Directed by George C. Francis, The Feeling tells the story of a group of six friends, Kasey, Edie, Jess, Lexie, Mel and Archie. Troubled Jess (Kyra Jessica Willis) is having a bad time of late. Having fallen out big time with Edie (Chloe Hazel) over Kasey (PJ Tomlinson), she’s conflicted over her feelings for Holt (Chris Barton), not to mention battling with past demons which are threatening to overwhelm her. Elsewhere newly single Lexie (Pippa Lea) is attracted to Archie (Sean Erwood) but finds herself in a spot of bother; while coffee shop owner Mel (Halie Darling), the calm, peacekeeper amongst the group, finally has a chance for happiness with Jamie (George C. Francis). But as events transpire, the group is further divided, and friendships and relationships are put to the test. 

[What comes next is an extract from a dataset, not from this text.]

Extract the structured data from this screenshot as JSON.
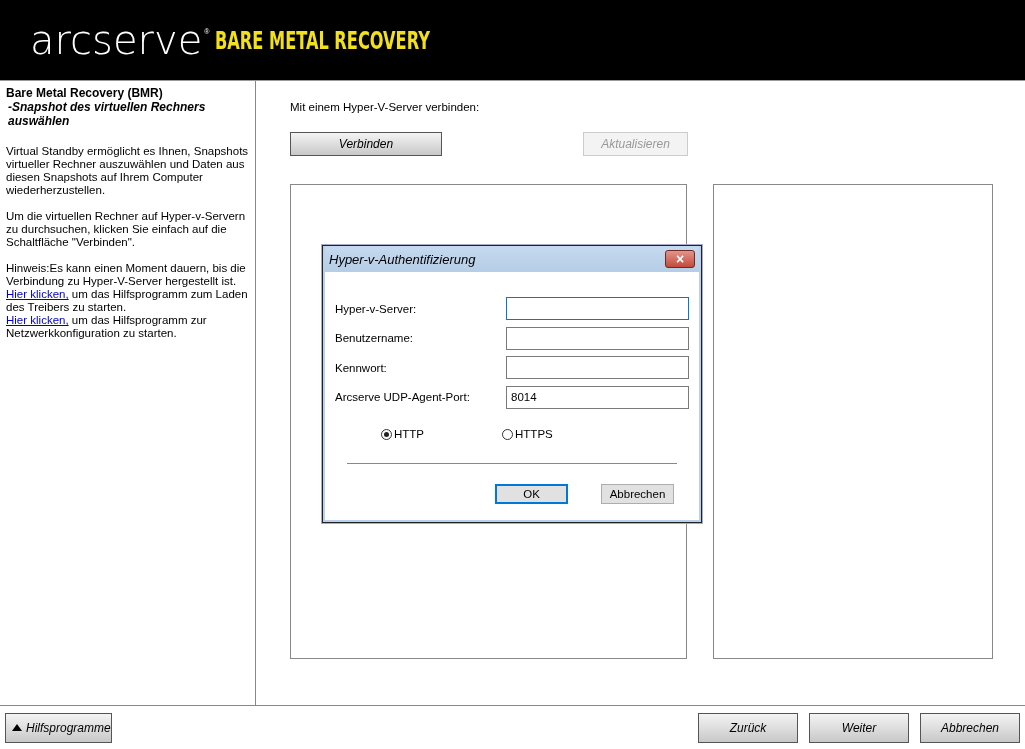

Labelled as a ‘comedy musical,’ this ambitious show is relatable for anyone who’s ever experienced friendship woes (who hasn’t) and features a number of well-known tunes including the likes of Pink’s ‘Who Knew’, Chris Isaac’s ‘Wicked Game’, Roxette’s ‘Listen To Your Heart’ and Kelly Clarkson’s ‘Addicted’. The stripped-back songs are all performed well with talented musical director Connagh Tonkinson at the helm. 

While The Feeling promises a lot, at times it doesn’t quite deliver, and with a running time of just under two and a half hours, it could do with a little editing to retain interest, particularly during the second act. It’s evident that a lot of effort has been put into the show however, and with a little work it could be a big success. Although it’s described as a ‘comedy musical’ The Feeling is light on laughs, however fans of angst certainly won’t be left disappointed with the dramatic twists and turns throughout, not to mention a powerful ending. 

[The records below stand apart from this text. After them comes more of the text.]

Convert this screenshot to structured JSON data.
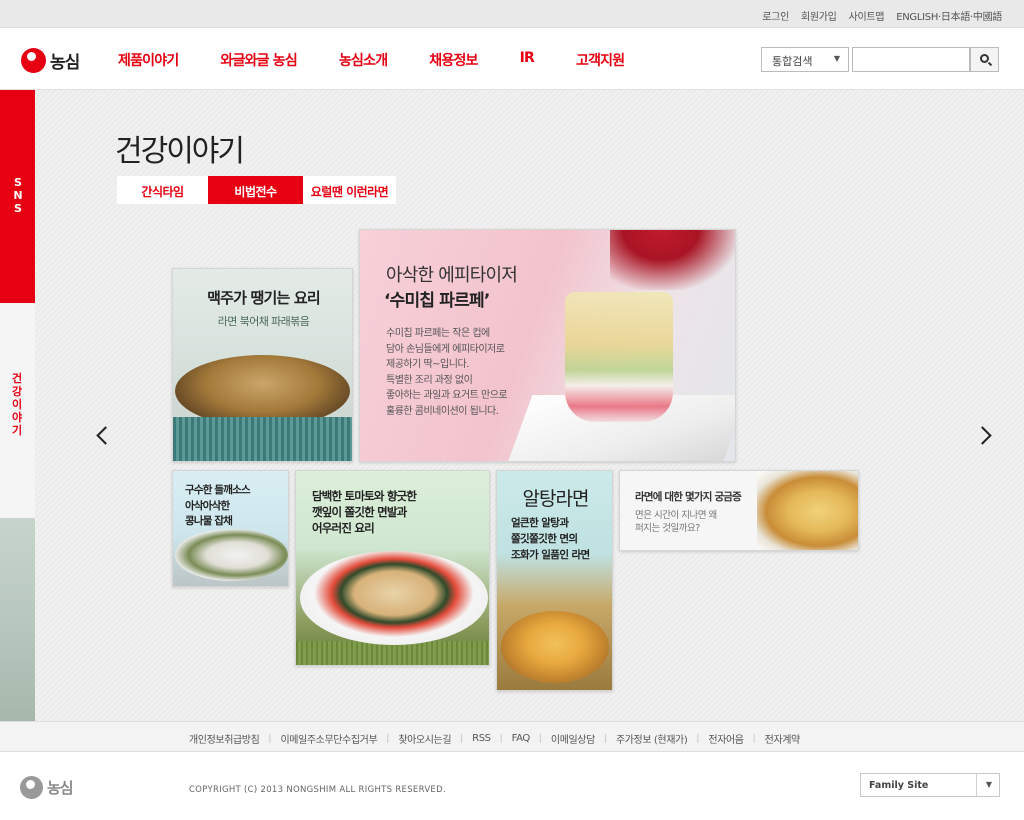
{
  "util_links": [
    "로그인",
    "회원가입",
    "사이트맵",
    "ENGLISH·日本語·中國語"
  ],
  "header": {
    "logo_text": "농심",
    "nav": [
      "제품이야기",
      "와글와글 농심",
      "농심소개",
      "채용정보",
      "IR",
      "고객지원"
    ],
    "search_select": "통합검색",
    "search_input_value": ""
  },
  "sidebar": {
    "sns_label": "SNS",
    "story_label": "건강이야기"
  },
  "main": {
    "title": "건강이야기",
    "tabs": [
      {
        "label": "간식타임",
        "active": false
      },
      {
        "label": "비법전수",
        "active": true
      },
      {
        "label": "요럴땐 이런라면",
        "active": false
      }
    ]
  },
  "cards": {
    "beer": {
      "title": "맥주가 땡기는 요리",
      "subtitle": "라면 북어채 파래볶음"
    },
    "feature": {
      "title1": "아삭한 에피타이저",
      "title2": "‘수미칩 파르페’",
      "desc": [
        "수미칩 파르페는 작은 컵에",
        "담아 손님들에게 에피타이저로",
        "제공하기 딱~입니다.",
        "특별한 조리 과정 없이",
        "좋아하는 과일과 요거트 만으로",
        "훌륭한 콤비네이션이 됩니다."
      ]
    },
    "sprouts": {
      "lines": [
        "구수한 들깨소스",
        "아삭아삭한",
        "콩나물 잡채"
      ]
    },
    "tomato": {
      "lines": [
        "담백한 토마토와 향긋한",
        "깻잎이 쫄깃한 면발과",
        "어우러진 요리"
      ]
    },
    "altang": {
      "title": "알탕라면",
      "lines": [
        "얼큰한 알탕과",
        "쫄깃쫄깃한 면의",
        "조화가 일품인 라면"
      ]
    },
    "question": {
      "title": "라면에 대한 몇가지 궁금증",
      "lines": [
        "면은 시간이 지나면 왜",
        "퍼지는 것일까요?"
      ]
    }
  },
  "footer": {
    "links": [
      "개인정보취급방침",
      "이메일주소무단수집거부",
      "찾아오시는길",
      "RSS",
      "FAQ",
      "이메일상담",
      "주가정보 (현재가)",
      "전자어음",
      "전자계약"
    ],
    "logo_text": "농심",
    "copyright": "COPYRIGHT (C) 2013 NONGSHIM ALL RIGHTS RESERVED.",
    "family_site": "Family Site"
  },
  "colors": {
    "brand_red": "#e60012"
  },
  "icons": {
    "search": "search-icon",
    "prev": "chevron-left-icon",
    "next": "chevron-right-icon",
    "dropdown": "caret-down-icon"
  }
}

The cast all put in enthusiastic performances, but George C. Francis stands out as the awkward Jamie, his rendition of Radiohead’s ‘Creep’ one of the show’s highlights. Sean Erwood belts out his songs with gusto, particularly impressing with ‘Losing My Religion’ and it’s impossible not to warm to his character. Pippa Lea brings a soft, vulnerable quality to her performance; while Chloe Hazel plays a brilliant bitch and does a great job with her songs. Despite a few slip-ups, most likely due to opening night nerves, the group performed well together and their characters’ close bond (or not in some cases) was believable.

Featuring a great soundtrack and some promising performances, The Feeling has a lot of potential and boasts some interesting ideas. With some script editing and more character development, it could be great. 


The Feeling is playing at The Other Palace Theatre on Saturday 7 September.